During the two years since IPv4 addresses began to run out, IPv6 adoption has grown rapidly as migration technologies and methods have been standardised. Today, mature solutions are available which address the issue of IPv6 migration.
However, no single solution available today fits all customer needs, resulting in many organisations being slow to introduce IPv6 networks; and, despite vendor support for IPv6, the transition from IPv4 cannot be achieved overnight.
Organisations continue to use existing devices on IPv4 networks to protect existing investments. Indeed, the IPv6 adoption rate among Google users in Oceania is around 0.3% (source - Google).
Let’s consider key criteria for ‘ordinary’ customers seeking to migrate to IPv6.
Mind that gap. Unlike service providers, enterprises have taken an awkward approach to IPv6. This derives from the complexities of migrating large numbers of users, devices and applications to the new IPv6 protocol. Migration does not translate directly into business/revenue growth or cost reduction. Moreover, few ‘killer applications’ exist that would persuade organisations to use services developed with IPv6. Indeed some IPv4-only apps (e.g. Skype), tend to make organisations stop migrating.
No one-size-fit-all solution. The best solution for a given organisation varies depending on their existing infrastructure timeframe for IPv6 migration. The various methods available for extending the life of the IPv4 address space and introducing the IPv6 network, make a total switchover impractical. Given the number of hosts and
organisations involved with the internet and associated systems, companies need to consider a co-habitation solution that enables connectivity between the two protocols.
Limited real life experience. Until recently, use of ‘IPv6 compatible’ devices on IPv6 networks frequently caused limited functionality, degraded performance and resulted in other unexpected issues that would not affect an IPv4 environment. This is not surprising, since vendors and end users lack adequate knowledge and experience in deploying IPv6.
The migration paths. Finding a technology that can extend the life of IPv4 networks or enable the adoption of IPv6 service is a challenge.
Issues that may arise include:
- Incompatibility when a translation solution fails to identify and allow correct NAT traversal for applications.
- Reduction of huge logging data generated by the NAT process, which may impact on storage disk space.
- Security attacks that affect IPv6 and existing network devices are less prevalent in an IPv4 environment.
Choosing the best solution
Incompatibility between IPv4 and IPv6, and a poorly planned transition to IPv6 may disrupt applications and services, leading to lost opportunities and financial
impacts. Transparency of application and reliability of service are essential in a migration solution. Consider these points when considering a migration path:
High performance. A highly scalable IPv4/ IPv6 gateway is essential to facilitate a smooth transition to IPv6 while ensuring forward and backward compatibility with legacy IPv4 systems.

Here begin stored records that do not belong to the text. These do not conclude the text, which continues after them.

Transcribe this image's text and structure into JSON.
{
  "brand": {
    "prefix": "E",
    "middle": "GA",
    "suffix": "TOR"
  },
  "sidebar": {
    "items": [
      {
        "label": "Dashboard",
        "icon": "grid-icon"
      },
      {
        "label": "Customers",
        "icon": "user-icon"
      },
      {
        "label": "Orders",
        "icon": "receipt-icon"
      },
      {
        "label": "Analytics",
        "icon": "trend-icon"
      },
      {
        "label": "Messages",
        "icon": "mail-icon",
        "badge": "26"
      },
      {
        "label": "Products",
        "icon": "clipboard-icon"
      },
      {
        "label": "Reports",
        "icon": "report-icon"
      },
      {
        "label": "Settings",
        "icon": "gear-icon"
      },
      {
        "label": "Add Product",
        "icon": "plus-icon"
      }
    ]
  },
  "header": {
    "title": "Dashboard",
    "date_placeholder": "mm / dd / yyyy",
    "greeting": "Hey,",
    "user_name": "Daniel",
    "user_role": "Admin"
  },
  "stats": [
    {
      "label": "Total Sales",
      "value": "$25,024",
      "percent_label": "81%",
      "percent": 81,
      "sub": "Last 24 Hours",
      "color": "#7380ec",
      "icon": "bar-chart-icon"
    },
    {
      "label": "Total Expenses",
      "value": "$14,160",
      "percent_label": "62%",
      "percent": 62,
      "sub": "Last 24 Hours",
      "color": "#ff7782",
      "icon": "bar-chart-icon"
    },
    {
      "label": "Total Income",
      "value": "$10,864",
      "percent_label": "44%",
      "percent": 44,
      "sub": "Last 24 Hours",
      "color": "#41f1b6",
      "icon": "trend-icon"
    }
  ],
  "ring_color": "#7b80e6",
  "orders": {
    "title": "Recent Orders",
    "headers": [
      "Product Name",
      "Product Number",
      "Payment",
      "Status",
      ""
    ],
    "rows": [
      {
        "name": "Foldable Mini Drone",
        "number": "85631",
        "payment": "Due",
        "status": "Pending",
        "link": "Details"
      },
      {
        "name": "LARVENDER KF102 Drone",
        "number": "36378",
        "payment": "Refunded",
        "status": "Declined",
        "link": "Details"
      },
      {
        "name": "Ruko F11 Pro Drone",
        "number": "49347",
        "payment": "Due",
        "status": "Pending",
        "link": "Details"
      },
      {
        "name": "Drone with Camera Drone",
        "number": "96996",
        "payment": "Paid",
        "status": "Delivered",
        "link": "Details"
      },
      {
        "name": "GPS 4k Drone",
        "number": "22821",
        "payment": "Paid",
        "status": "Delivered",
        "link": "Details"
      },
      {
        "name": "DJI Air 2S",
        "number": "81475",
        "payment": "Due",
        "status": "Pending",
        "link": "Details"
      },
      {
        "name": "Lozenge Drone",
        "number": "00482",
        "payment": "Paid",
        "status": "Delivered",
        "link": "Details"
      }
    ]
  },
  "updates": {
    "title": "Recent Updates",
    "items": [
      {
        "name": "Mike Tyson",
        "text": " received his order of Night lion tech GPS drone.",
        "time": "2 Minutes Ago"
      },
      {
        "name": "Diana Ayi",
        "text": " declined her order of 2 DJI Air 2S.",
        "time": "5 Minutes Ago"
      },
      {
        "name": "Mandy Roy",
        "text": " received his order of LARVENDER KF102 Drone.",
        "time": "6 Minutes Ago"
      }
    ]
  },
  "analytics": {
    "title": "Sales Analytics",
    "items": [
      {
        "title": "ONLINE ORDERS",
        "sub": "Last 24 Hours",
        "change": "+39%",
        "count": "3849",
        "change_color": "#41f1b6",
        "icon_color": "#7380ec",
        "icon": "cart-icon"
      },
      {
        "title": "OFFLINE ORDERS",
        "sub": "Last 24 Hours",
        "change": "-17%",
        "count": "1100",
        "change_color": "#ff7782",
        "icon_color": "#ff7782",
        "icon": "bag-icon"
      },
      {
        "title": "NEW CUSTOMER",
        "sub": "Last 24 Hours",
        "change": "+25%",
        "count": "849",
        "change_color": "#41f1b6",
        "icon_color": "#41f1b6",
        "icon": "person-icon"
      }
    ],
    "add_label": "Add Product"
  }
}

flexibility. The right solution for seamless migration to IPv6 networks depends on specific organisational needs. The solution must meet current and future technology requirements for IPv6 migration, and provide interplay between multiple services where DS-Lite, CGN, and NAT64/DNS64 are used concurrently. Seek a solution which delivers ‘all-in-one’ functionality without requiring additional licences for advanced features and higher throughput.
Maturity. Even with standardised migration methods, few vendors offer real-world experience and extensive interoperability testing with industry organisations. So be sure to check for reference sites.